НА СЦЕНЕ Cтокгольмского королевского драматического театра (Драматен) состоялась премьера Августа Стриндберга "Сонаты призраков" в постановке Ингмара Бергмана. Это четвертое обращение режиссера к пьесе. И вторая ее постановка на сцене Драматена.
Пронизывающая музыка Бартока: из кромешной черноты сцены появляются кинопроекции двух домов. На их фоне вдруг рассыпаются все персонажи пьесы - как групповая карикатура. Они исчезнут так же внезапно, как появились. Бергман подчеркивает ненастоящесть, карикатурность персонажей - обитателей домов с красивым фасадом и затхлым интерьером. Режиссер сплетает воедино эту карикатурность и символизм, конкретные типажи и бесплотные призраки.
Студент, уставший от подвигов, бредет домой. По дороге он встретит свою судьбу - старца, прикованного к инвалидному креслу и цепляющегося за жизнь окровавленными руками. То ли следы былых преступлений, то ли "цитата" из биографии автора. (В момент написания пьесы у Стриндберга обострился псориаз и кровоточили руки.)
Прошлое и будущее причудливо переплелись в пьесе и спектакле. Студент видит призрак молочницы - она персонаж из темного прошлого старца, директора Хуммеля. Директор Хуммель (Ян Мальмше) предвидит будущее студента: Фрекен с мертвыми, закатившимися глазами, у которой и вовсе будущего нет. Будущее у Бергмана страшнее, чем у Стриндберга. У Стриндберга Фрекен - прекрасна, но больна, у Бергмана - больна и отвратительна.
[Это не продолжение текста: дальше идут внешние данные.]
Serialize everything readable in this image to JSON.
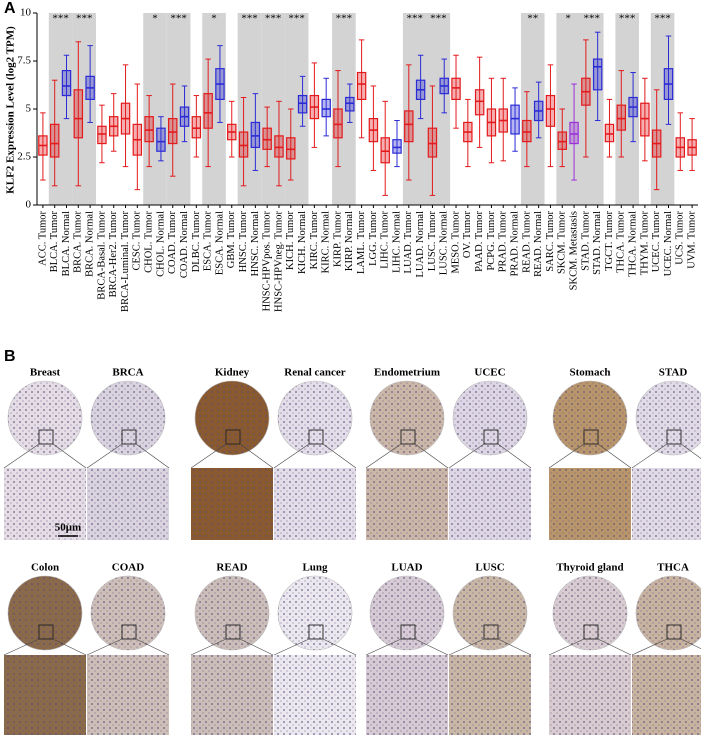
{
  "panel_a": {
    "label": "A"
  },
  "chart_data": {
    "type": "box",
    "y_label": "KLF2 Expression Level (log2 TPM)",
    "ylim": [
      0,
      10
    ],
    "yticks": [
      0,
      2.5,
      5,
      7.5,
      10
    ],
    "categories": [
      "ACC. Tumor",
      "BLCA. Tumor",
      "BLCA. Normal",
      "BRCA. Tumor",
      "BRCA. Normal",
      "BRCA-Basal. Tumor",
      "BRCA-Her2. Tumor",
      "BRCA-Luminal. Tumor",
      "CESC. Tumor",
      "CHOL. Tumor",
      "CHOL. Normal",
      "COAD. Tumor",
      "COAD. Normal",
      "DLBC. Tumor",
      "ESCA. Tumor",
      "ESCA. Normal",
      "GBM. Tumor",
      "HNSC. Tumor",
      "HNSC. Normal",
      "HNSC-HPVpos. Tumor",
      "HNSC-HPVneg. Tumor",
      "KICH. Tumor",
      "KICH. Normal",
      "KIRC. Tumor",
      "KIRC. Normal",
      "KIRP. Tumor",
      "KIRP. Normal",
      "LAML. Tumor",
      "LGG. Tumor",
      "LIHC. Tumor",
      "LIHC. Normal",
      "LUAD. Tumor",
      "LUAD. Normal",
      "LUSC. Tumor",
      "LUSC. Normal",
      "MESO. Tumor",
      "OV. Tumor",
      "PAAD. Tumor",
      "PCPG. Tumor",
      "PRAD. Tumor",
      "PRAD. Normal",
      "READ. Tumor",
      "READ. Normal",
      "SARC. Tumor",
      "SKCM. Tumor",
      "SKCM. Metastasis",
      "STAD. Tumor",
      "STAD. Normal",
      "TGCT. Tumor",
      "THCA. Tumor",
      "THCA. Normal",
      "THYM. Tumor",
      "UCEC. Tumor",
      "UCEC. Normal",
      "UCS. Tumor",
      "UVM. Tumor"
    ],
    "whisker_low": [
      1.3,
      1.0,
      4.5,
      1.0,
      4.3,
      2.2,
      2.8,
      2.0,
      0.8,
      2.0,
      2.3,
      1.5,
      3.3,
      2.5,
      2.0,
      4.3,
      2.5,
      1.0,
      1.8,
      2.0,
      1.0,
      1.3,
      4.1,
      3.0,
      3.6,
      2.0,
      4.3,
      3.5,
      1.8,
      0.5,
      2.0,
      1.3,
      4.5,
      0.5,
      4.8,
      4.0,
      2.0,
      3.0,
      2.2,
      2.3,
      2.8,
      2.0,
      3.5,
      2.0,
      2.0,
      1.3,
      2.5,
      4.4,
      2.5,
      2.5,
      3.3,
      2.3,
      0.8,
      4.2,
      1.8,
      1.8
    ],
    "q1": [
      2.6,
      2.5,
      5.7,
      3.5,
      5.5,
      3.2,
      3.6,
      3.7,
      2.6,
      3.3,
      2.8,
      3.2,
      4.1,
      3.5,
      4.0,
      5.5,
      3.4,
      2.5,
      3.0,
      2.9,
      2.5,
      2.4,
      4.8,
      4.5,
      4.6,
      3.5,
      4.9,
      5.5,
      3.3,
      2.2,
      2.7,
      3.3,
      5.5,
      2.5,
      5.8,
      5.5,
      3.3,
      4.7,
      3.6,
      3.8,
      3.7,
      3.3,
      4.4,
      4.1,
      2.9,
      3.2,
      5.2,
      6.0,
      3.3,
      3.9,
      4.6,
      3.6,
      2.5,
      5.5,
      2.5,
      2.6
    ],
    "median": [
      3.1,
      3.2,
      6.2,
      4.5,
      6.1,
      3.7,
      4.1,
      4.5,
      3.4,
      3.9,
      3.3,
      3.8,
      4.6,
      4.0,
      4.8,
      6.3,
      3.8,
      3.1,
      3.6,
      3.4,
      3.0,
      2.9,
      5.3,
      5.1,
      5.0,
      4.2,
      5.3,
      6.3,
      3.9,
      2.8,
      3.0,
      4.2,
      6.0,
      3.2,
      6.2,
      6.1,
      3.8,
      5.4,
      4.3,
      4.4,
      4.5,
      3.8,
      4.9,
      5.0,
      3.3,
      3.7,
      5.9,
      7.2,
      3.7,
      4.5,
      5.1,
      4.5,
      3.2,
      6.3,
      3.0,
      3.0
    ],
    "q3": [
      3.6,
      4.2,
      7.0,
      6.0,
      6.7,
      4.1,
      4.6,
      5.3,
      4.2,
      4.6,
      4.0,
      4.5,
      5.1,
      4.6,
      5.8,
      7.1,
      4.2,
      3.8,
      4.3,
      4.0,
      3.6,
      3.5,
      5.7,
      5.7,
      5.5,
      5.0,
      5.6,
      6.9,
      4.5,
      3.5,
      3.4,
      4.9,
      6.5,
      4.0,
      6.6,
      6.6,
      4.3,
      6.0,
      5.0,
      5.0,
      5.2,
      4.4,
      5.4,
      5.7,
      3.8,
      4.3,
      6.6,
      7.6,
      4.2,
      5.2,
      5.6,
      5.3,
      3.9,
      7.1,
      3.5,
      3.4
    ],
    "whisker_high": [
      4.8,
      6.5,
      7.8,
      8.5,
      8.3,
      5.2,
      5.8,
      7.3,
      6.3,
      5.7,
      4.6,
      6.3,
      6.2,
      5.7,
      7.6,
      8.3,
      5.4,
      5.6,
      5.8,
      5.1,
      5.4,
      5.0,
      6.7,
      7.4,
      6.6,
      7.0,
      6.3,
      8.6,
      6.2,
      5.4,
      4.4,
      7.3,
      7.8,
      6.2,
      7.6,
      7.8,
      5.5,
      7.7,
      6.6,
      6.6,
      6.1,
      5.9,
      6.4,
      7.3,
      5.0,
      6.3,
      8.6,
      9.0,
      5.5,
      7.0,
      6.9,
      6.6,
      6.0,
      8.8,
      4.8,
      4.5
    ],
    "colors": [
      "#e31a1c",
      "#e31a1c",
      "#2b2bd6",
      "#e31a1c",
      "#2b2bd6",
      "#e31a1c",
      "#e31a1c",
      "#e31a1c",
      "#e31a1c",
      "#e31a1c",
      "#2b2bd6",
      "#e31a1c",
      "#2b2bd6",
      "#e31a1c",
      "#e31a1c",
      "#2b2bd6",
      "#e31a1c",
      "#e31a1c",
      "#2b2bd6",
      "#e31a1c",
      "#e31a1c",
      "#e31a1c",
      "#2b2bd6",
      "#e31a1c",
      "#2b2bd6",
      "#e31a1c",
      "#2b2bd6",
      "#e31a1c",
      "#e31a1c",
      "#e31a1c",
      "#2b2bd6",
      "#e31a1c",
      "#2b2bd6",
      "#e31a1c",
      "#2b2bd6",
      "#e31a1c",
      "#e31a1c",
      "#e31a1c",
      "#e31a1c",
      "#e31a1c",
      "#2b2bd6",
      "#e31a1c",
      "#2b2bd6",
      "#e31a1c",
      "#e31a1c",
      "#9b30d9",
      "#e31a1c",
      "#2b2bd6",
      "#e31a1c",
      "#e31a1c",
      "#2b2bd6",
      "#e31a1c",
      "#e31a1c",
      "#2b2bd6",
      "#e31a1c",
      "#e31a1c"
    ],
    "significance": [
      null,
      null,
      "***",
      null,
      "***",
      null,
      null,
      null,
      null,
      null,
      "*",
      null,
      "***",
      null,
      null,
      "*",
      null,
      null,
      "***",
      null,
      "***",
      null,
      "***",
      null,
      null,
      null,
      "***",
      null,
      null,
      null,
      null,
      null,
      "***",
      null,
      "***",
      null,
      null,
      null,
      null,
      null,
      null,
      null,
      "**",
      null,
      null,
      "*",
      null,
      "***",
      null,
      null,
      "***",
      null,
      null,
      "***",
      null,
      null
    ]
  },
  "panel_b": {
    "label": "B",
    "scale_bar": "50μm",
    "rows": [
      [
        "Breast",
        "BRCA",
        "Kidney",
        "Renal cancer",
        "Endometrium",
        "UCEC",
        "Stomach",
        "STAD"
      ],
      [
        "Colon",
        "COAD",
        "READ",
        "Lung",
        "LUAD",
        "LUSC",
        "Thyroid gland",
        "THCA"
      ]
    ]
  }
}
Она плоть от плоти своих родителей - Мумии и своего настоящего отца Директора Хуммеля. Фрекен (Элин Клинга) похожа на ящерицу, разбуженную солнцем. Она не знает, что ей делать, куда бежать. Энергии и любви студента недостаточно, чтобы согреть ее холодную кровь. Она обречена. Безобразные предсмертные судороги, рубаха в крови, ширма смерти - и все! Ее юность так же некрасива, как старость ее матери, Мумии, сидящей в гардеробе и кричащей попугаем. Красота только в камне, в совершенных линиях статуи - портрет Мумии в молодости. Лишь раз Мумия (Гуннель Линдблум) забудет про птичью пластику, и голос ее зазвучит уверенно, без попугайских интонаций. Она произнесет приговор Хуммелю, окончательный и бесповоротный.
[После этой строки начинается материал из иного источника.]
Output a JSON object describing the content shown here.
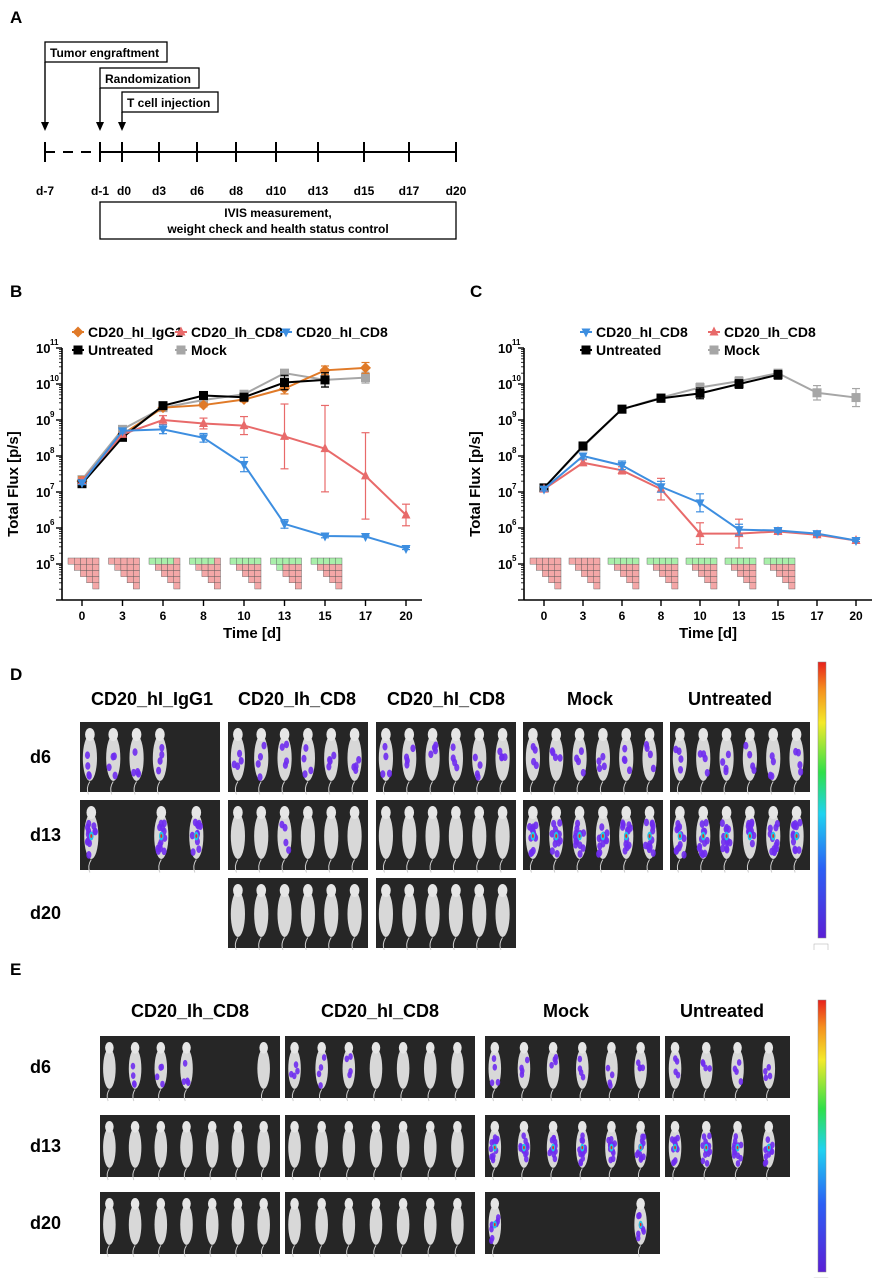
{
  "panels": {
    "a": "A",
    "b": "B",
    "c": "C",
    "d": "D",
    "e": "E"
  },
  "timeline": {
    "events": {
      "tumor": "Tumor engraftment",
      "randomization": "Randomization",
      "tcell": "T cell injection"
    },
    "days": [
      "d-7",
      "d-1",
      "d0",
      "d3",
      "d6",
      "d8",
      "d10",
      "d13",
      "d15",
      "d17",
      "d20"
    ],
    "ivis_line1": "IVIS measurement,",
    "ivis_line2": "weight check and health status control"
  },
  "chart_data": [
    {
      "id": "B",
      "type": "line",
      "yscale": "log",
      "ylim_exp": [
        4,
        11
      ],
      "ylabel": "Total Flux [p/s]",
      "xlabel": "Time [d]",
      "x": [
        0,
        3,
        6,
        8,
        10,
        13,
        15,
        17,
        20
      ],
      "xticks": [
        "0",
        "3",
        "6",
        "8",
        "10",
        "13",
        "15",
        "17",
        "20"
      ],
      "yticks": [
        "10",
        "10",
        "10",
        "10",
        "10",
        "10",
        "10"
      ],
      "yticks_exp": [
        "5",
        "6",
        "7",
        "8",
        "9",
        "10",
        "11"
      ],
      "legend": [
        "CD20_hI_IgG1",
        "CD20_Ih_CD8",
        "CD20_hI_CD8",
        "Untreated",
        "Mock"
      ],
      "series": [
        {
          "name": "Mock",
          "color": "#a6a6a6",
          "marker": "square",
          "x": [
            0,
            3,
            6,
            8,
            10,
            13,
            15,
            17
          ],
          "values": [
            22000000.0,
            550000000.0,
            2200000000.0,
            3600000000.0,
            5200000000.0,
            20000000000.0,
            13000000000.0,
            15000000000.0
          ],
          "err": [
            0.1,
            0.08,
            0.05,
            0.05,
            0.06,
            0.1,
            0.18,
            0.15
          ]
        },
        {
          "name": "CD20_hI_IgG1",
          "color": "#e07a28",
          "marker": "diamond",
          "x": [
            0,
            3,
            6,
            8,
            10,
            13,
            15,
            17
          ],
          "values": [
            20000000.0,
            400000000.0,
            2200000000.0,
            2600000000.0,
            3700000000.0,
            7500000000.0,
            24000000000.0,
            28000000000.0
          ],
          "err": [
            0.12,
            0.06,
            0.05,
            0.05,
            0.06,
            0.15,
            0.12,
            0.15
          ]
        },
        {
          "name": "Untreated",
          "color": "#000000",
          "marker": "square",
          "x": [
            0,
            3,
            6,
            8,
            10,
            13,
            15
          ],
          "values": [
            17000000.0,
            330000000.0,
            2500000000.0,
            4800000000.0,
            4300000000.0,
            11000000000.0,
            13000000000.0
          ],
          "err": [
            0.08,
            0.05,
            0.05,
            0.05,
            0.08,
            0.2,
            0.2
          ]
        },
        {
          "name": "CD20_Ih_CD8",
          "color": "#e86a6a",
          "marker": "triangle-up",
          "x": [
            0,
            3,
            6,
            8,
            10,
            13,
            15,
            17,
            20
          ],
          "values": [
            20000000.0,
            400000000.0,
            1000000000.0,
            800000000.0,
            700000000.0,
            350000000.0,
            160000000.0,
            28000000.0,
            2300000.0
          ],
          "err": [
            0.08,
            0.05,
            0.12,
            0.15,
            0.25,
            0.9,
            1.2,
            1.2,
            0.3
          ]
        },
        {
          "name": "CD20_hI_CD8",
          "color": "#3d8ee0",
          "marker": "triangle-down",
          "x": [
            0,
            3,
            6,
            8,
            10,
            13,
            15,
            17,
            20
          ],
          "values": [
            18000000.0,
            500000000.0,
            550000000.0,
            320000000.0,
            58000000.0,
            1300000.0,
            600000.0,
            580000.0,
            270000.0
          ],
          "err": [
            0.05,
            0.06,
            0.12,
            0.12,
            0.2,
            0.12,
            0.05,
            0.02,
            0.03
          ]
        }
      ],
      "grids": [
        {
          "x": 0,
          "green": 0
        },
        {
          "x": 3,
          "green": 0
        },
        {
          "x": 6,
          "green": 4
        },
        {
          "x": 8,
          "green": 4
        },
        {
          "x": 10,
          "green": 5
        },
        {
          "x": 13,
          "green": 6
        },
        {
          "x": 15,
          "green": 5
        }
      ]
    },
    {
      "id": "C",
      "type": "line",
      "yscale": "log",
      "ylim_exp": [
        4,
        11
      ],
      "ylabel": "Total Flux [p/s]",
      "xlabel": "Time [d]",
      "x": [
        0,
        3,
        6,
        8,
        10,
        13,
        15,
        17,
        20
      ],
      "xticks": [
        "0",
        "3",
        "6",
        "8",
        "10",
        "13",
        "15",
        "17",
        "20"
      ],
      "yticks": [
        "10",
        "10",
        "10",
        "10",
        "10",
        "10",
        "10"
      ],
      "yticks_exp": [
        "5",
        "6",
        "7",
        "8",
        "9",
        "10",
        "11"
      ],
      "legend": [
        "CD20_hI_CD8",
        "CD20_Ih_CD8",
        "Untreated",
        "Mock"
      ],
      "series": [
        {
          "name": "Mock",
          "color": "#a6a6a6",
          "marker": "square",
          "x": [
            0,
            3,
            6,
            8,
            10,
            13,
            15,
            17,
            20
          ],
          "values": [
            13000000.0,
            180000000.0,
            2000000000.0,
            4200000000.0,
            8000000000.0,
            12000000000.0,
            20000000000.0,
            5700000000.0,
            4200000000.0
          ],
          "err": [
            0.05,
            0.08,
            0.05,
            0.06,
            0.12,
            0.12,
            0.1,
            0.2,
            0.25
          ]
        },
        {
          "name": "Untreated",
          "color": "#000000",
          "marker": "square",
          "x": [
            0,
            3,
            6,
            8,
            10,
            13,
            15
          ],
          "values": [
            13000000.0,
            190000000.0,
            2000000000.0,
            4000000000.0,
            5500000000.0,
            10000000000.0,
            18000000000.0
          ],
          "err": [
            0.05,
            0.1,
            0.05,
            0.1,
            0.15,
            0.12,
            0.12
          ]
        },
        {
          "name": "CD20_Ih_CD8",
          "color": "#e86a6a",
          "marker": "triangle-up",
          "x": [
            0,
            3,
            6,
            8,
            10,
            13,
            15,
            17,
            20
          ],
          "values": [
            12000000.0,
            65000000.0,
            40000000.0,
            12000000.0,
            700000.0,
            700000.0,
            800000.0,
            650000.0,
            450000.0
          ],
          "err": [
            0.05,
            0.08,
            0.1,
            0.3,
            0.3,
            0.4,
            0.05,
            0.05,
            0.03
          ]
        },
        {
          "name": "CD20_hI_CD8",
          "color": "#3d8ee0",
          "marker": "triangle-down",
          "x": [
            0,
            3,
            6,
            8,
            10,
            13,
            15,
            17,
            20
          ],
          "values": [
            12000000.0,
            100000000.0,
            55000000.0,
            14000000.0,
            5000000.0,
            900000.0,
            850000.0,
            700000.0,
            450000.0
          ],
          "err": [
            0.05,
            0.08,
            0.12,
            0.15,
            0.25,
            0.15,
            0.05,
            0.05,
            0.03
          ]
        }
      ],
      "grids": [
        {
          "x": 0,
          "green": 0
        },
        {
          "x": 3,
          "green": 0
        },
        {
          "x": 6,
          "green": 5
        },
        {
          "x": 8,
          "green": 5
        },
        {
          "x": 10,
          "green": 5
        },
        {
          "x": 13,
          "green": 5
        },
        {
          "x": 15,
          "green": 5
        }
      ]
    }
  ],
  "panel_d": {
    "groups": [
      "CD20_hI_IgG1",
      "CD20_Ih_CD8",
      "CD20_hI_CD8",
      "Mock",
      "Untreated"
    ],
    "rows": [
      "d6",
      "d13",
      "d20"
    ]
  },
  "panel_e": {
    "groups": [
      "CD20_Ih_CD8",
      "CD20_hI_CD8",
      "Mock",
      "Untreated"
    ],
    "rows": [
      "d6",
      "d13",
      "d20"
    ]
  },
  "colors": {
    "grid_red": "#f4a7a7",
    "grid_green": "#a9efaa",
    "image_bg": "#262626",
    "mouse": "#d8d8d8",
    "signal": "#6f2cf0"
  }
}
Директор Хуммель - скупщик чужих векселей, тайн и душ, лысенький монстр с воспаленными глазами, плохо держащийся на больных ногах. Он комичен и страшен, величествен, неуязвим и жалок одновременно. Он придумал и срежиссировал этот бал мертвецов. Он же стал его первой жертвой. Владельца чужих тайн погубили его собственные. Опознанный слугой Бенгтсоном, Хуммель тает на глазах, теряет свою мистическую власть. Бенгтсон (Эрланд Йозефсон) - единственный живой характер во всем спектакле. (Исполнителю роли студента Юнасу Мальмше не хватает мастерства и красок, чтобы не слиться с отрядом призраков. Молодые актеры Элин Клинга и Юнас Мальмше сильно уступают своим старшим коллегам. Виртуозности и яркости старших противостоит, к сожалению, бесцветность и схематичность младших.)
В этой версии пьесы Бергман беспощаден практически ко всем персонажам. Он раздевает их в прямом и переносном смысле, срывает маски, накладные волосы или вставные зубы. У кого что есть. В спектакле нет и намека на ту поэтичность, которая заложена в тексте. В пьесе Стриндберга мудрое созерцание и ожидание покоя, в спектакле - ужас бытия и суета. У Стриндберга в финале "музыка, тихая, нежно-печальная", у Бергмана - тревожность Бартока.